|Summer solstice celebrations at Stonehenge, UK [AFP]
In many parts of Europe the summer solstice marks the start of high summer. With the sun at its highest point in the sky, who could blame people for thinking that fine weather was assured. Daylight in the northern hemisphere may be at its greatest but unfortunately the sun’s position coincides with a spell of very unsettled weather, known as the European Summer Monsoon. But is it really a monsoon, in the true sense of the word and how can we identify it?
That European early summer weather is changeable, to say the least, is not in doubt. The start of the European rock and pop season is marked by the Glastonbury Festival. Despite the appearance of many of the top rock acts from around the world, footage of the event often seems to focus on festival-goers dancing in knee-deep mud.
For much of western Europe, which lies under the influence of mild, but moist Atlantic airflow, fine summer weather rarely lasts for more than a few days and is likely to be punctuated by showers or longer spells of rain. However, looking more closely at the weather statistics, a significant pattern begins to emerge.
Building pressure, which leads to more settled weather, tends to establish itself during May, but come early June those damp westerly winds return across the continent, bringing unsettled weather. The climatologist H.H. Lamb identified the periods June 9 to 18, 21 to 31 July and 1 to 10 August when the weather was likely to be dominated by low pressure and changeable conditions. He found that over a period of 70 years these unsettled periods returned with a regularity of between 84 and 89 per cent.

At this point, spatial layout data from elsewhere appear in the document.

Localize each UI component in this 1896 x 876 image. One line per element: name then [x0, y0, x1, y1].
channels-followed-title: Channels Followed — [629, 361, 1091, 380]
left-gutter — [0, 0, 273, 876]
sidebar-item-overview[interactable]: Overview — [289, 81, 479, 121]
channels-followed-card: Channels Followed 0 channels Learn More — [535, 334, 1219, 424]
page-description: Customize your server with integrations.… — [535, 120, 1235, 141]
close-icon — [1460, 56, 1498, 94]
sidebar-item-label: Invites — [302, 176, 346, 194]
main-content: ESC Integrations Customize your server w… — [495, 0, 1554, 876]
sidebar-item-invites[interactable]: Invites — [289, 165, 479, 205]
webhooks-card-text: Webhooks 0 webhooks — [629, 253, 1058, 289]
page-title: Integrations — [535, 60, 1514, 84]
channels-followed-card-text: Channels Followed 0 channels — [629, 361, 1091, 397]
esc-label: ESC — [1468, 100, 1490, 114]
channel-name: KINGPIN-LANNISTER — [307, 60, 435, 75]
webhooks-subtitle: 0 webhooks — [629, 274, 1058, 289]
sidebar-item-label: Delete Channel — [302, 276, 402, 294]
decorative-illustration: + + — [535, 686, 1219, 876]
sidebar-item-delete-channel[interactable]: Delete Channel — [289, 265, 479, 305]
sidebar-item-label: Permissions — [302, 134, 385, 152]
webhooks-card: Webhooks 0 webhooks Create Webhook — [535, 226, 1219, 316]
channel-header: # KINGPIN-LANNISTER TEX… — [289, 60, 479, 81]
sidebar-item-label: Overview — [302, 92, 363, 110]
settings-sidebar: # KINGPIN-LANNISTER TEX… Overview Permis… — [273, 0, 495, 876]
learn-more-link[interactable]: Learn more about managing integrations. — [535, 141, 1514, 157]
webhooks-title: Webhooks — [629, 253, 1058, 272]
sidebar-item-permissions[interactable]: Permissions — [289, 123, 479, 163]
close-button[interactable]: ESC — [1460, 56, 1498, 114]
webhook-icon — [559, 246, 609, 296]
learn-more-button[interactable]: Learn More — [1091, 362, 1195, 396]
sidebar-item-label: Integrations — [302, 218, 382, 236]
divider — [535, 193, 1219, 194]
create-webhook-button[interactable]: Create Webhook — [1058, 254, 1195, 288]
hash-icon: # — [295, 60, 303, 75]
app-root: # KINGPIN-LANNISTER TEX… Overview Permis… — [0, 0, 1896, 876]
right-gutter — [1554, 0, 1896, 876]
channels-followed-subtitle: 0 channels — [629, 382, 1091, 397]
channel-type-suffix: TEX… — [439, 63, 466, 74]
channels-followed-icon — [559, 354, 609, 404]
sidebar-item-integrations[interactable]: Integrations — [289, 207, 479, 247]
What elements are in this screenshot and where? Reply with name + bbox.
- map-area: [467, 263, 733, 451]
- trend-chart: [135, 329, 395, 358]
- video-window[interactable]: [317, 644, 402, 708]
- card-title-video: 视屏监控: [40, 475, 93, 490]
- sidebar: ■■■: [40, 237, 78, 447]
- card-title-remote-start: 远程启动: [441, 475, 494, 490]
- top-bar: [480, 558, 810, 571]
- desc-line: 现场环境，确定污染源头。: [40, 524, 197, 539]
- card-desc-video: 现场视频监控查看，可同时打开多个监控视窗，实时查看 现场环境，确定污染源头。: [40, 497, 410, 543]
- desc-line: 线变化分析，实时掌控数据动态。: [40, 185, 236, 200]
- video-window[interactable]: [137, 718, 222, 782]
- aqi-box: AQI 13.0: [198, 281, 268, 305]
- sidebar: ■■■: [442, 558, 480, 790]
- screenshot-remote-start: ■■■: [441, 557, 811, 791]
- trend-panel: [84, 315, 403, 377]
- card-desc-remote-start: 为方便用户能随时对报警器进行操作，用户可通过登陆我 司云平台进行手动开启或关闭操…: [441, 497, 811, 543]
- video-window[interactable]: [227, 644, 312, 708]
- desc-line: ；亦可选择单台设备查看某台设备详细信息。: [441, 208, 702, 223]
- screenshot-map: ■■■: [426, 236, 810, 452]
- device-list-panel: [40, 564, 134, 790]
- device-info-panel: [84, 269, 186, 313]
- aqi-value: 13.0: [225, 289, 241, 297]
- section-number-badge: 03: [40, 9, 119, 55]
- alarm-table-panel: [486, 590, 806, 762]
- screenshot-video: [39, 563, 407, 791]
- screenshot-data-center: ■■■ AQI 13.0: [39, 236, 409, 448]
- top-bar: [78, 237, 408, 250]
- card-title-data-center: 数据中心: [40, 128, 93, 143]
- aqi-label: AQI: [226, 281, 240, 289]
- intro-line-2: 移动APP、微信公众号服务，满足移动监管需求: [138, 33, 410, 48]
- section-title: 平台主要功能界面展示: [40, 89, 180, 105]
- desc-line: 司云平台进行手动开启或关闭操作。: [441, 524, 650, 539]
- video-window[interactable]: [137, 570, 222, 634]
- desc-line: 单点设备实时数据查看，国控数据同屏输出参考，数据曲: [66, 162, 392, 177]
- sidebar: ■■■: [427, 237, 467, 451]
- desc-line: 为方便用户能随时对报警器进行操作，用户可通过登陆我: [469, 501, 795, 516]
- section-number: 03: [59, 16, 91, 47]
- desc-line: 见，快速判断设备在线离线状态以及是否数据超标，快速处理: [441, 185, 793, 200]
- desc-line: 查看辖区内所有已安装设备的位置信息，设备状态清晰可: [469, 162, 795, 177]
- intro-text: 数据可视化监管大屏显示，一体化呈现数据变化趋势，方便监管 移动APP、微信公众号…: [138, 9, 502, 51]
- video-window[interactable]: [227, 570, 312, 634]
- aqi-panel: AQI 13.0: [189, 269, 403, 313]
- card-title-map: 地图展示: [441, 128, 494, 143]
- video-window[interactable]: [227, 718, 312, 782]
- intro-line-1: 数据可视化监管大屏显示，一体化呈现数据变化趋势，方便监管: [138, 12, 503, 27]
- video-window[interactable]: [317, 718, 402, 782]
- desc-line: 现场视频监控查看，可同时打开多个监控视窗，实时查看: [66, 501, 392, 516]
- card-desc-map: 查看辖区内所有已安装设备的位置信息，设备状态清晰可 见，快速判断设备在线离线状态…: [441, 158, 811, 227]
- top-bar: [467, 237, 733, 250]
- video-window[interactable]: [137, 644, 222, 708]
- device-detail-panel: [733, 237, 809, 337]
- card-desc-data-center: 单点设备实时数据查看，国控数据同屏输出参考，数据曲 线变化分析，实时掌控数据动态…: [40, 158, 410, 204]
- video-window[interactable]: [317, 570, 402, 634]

Although the first of these periods ends just before the summer solstice, it does coincide with the start of the Wimbledon Open Tennis Championships. The regularity of delays and interruptions to the tournament eventually forced the All England Tennis Club to invest $US 130 million in 2009 to keep the summer rains at bay.
A definitive explanation for these wetter phases during the European summer is hard to come by. Although there is no direct link and little comparison with the intensity of the Asian and African monsoons, it has been suggested that it may be linked to a shift in high level, jet stream winds over the Himalayas which directly affect the monsoon in these other regions. But some climatologists also point to the influence of melting snow and ice over northern Canada and warming in the north Pacific Ocean.
Whatever the cause, the effect is to dampen people’s hopes of a fine summer and climatologists think the European Summer Monsoon could become a more pronounced feature as global warming continues.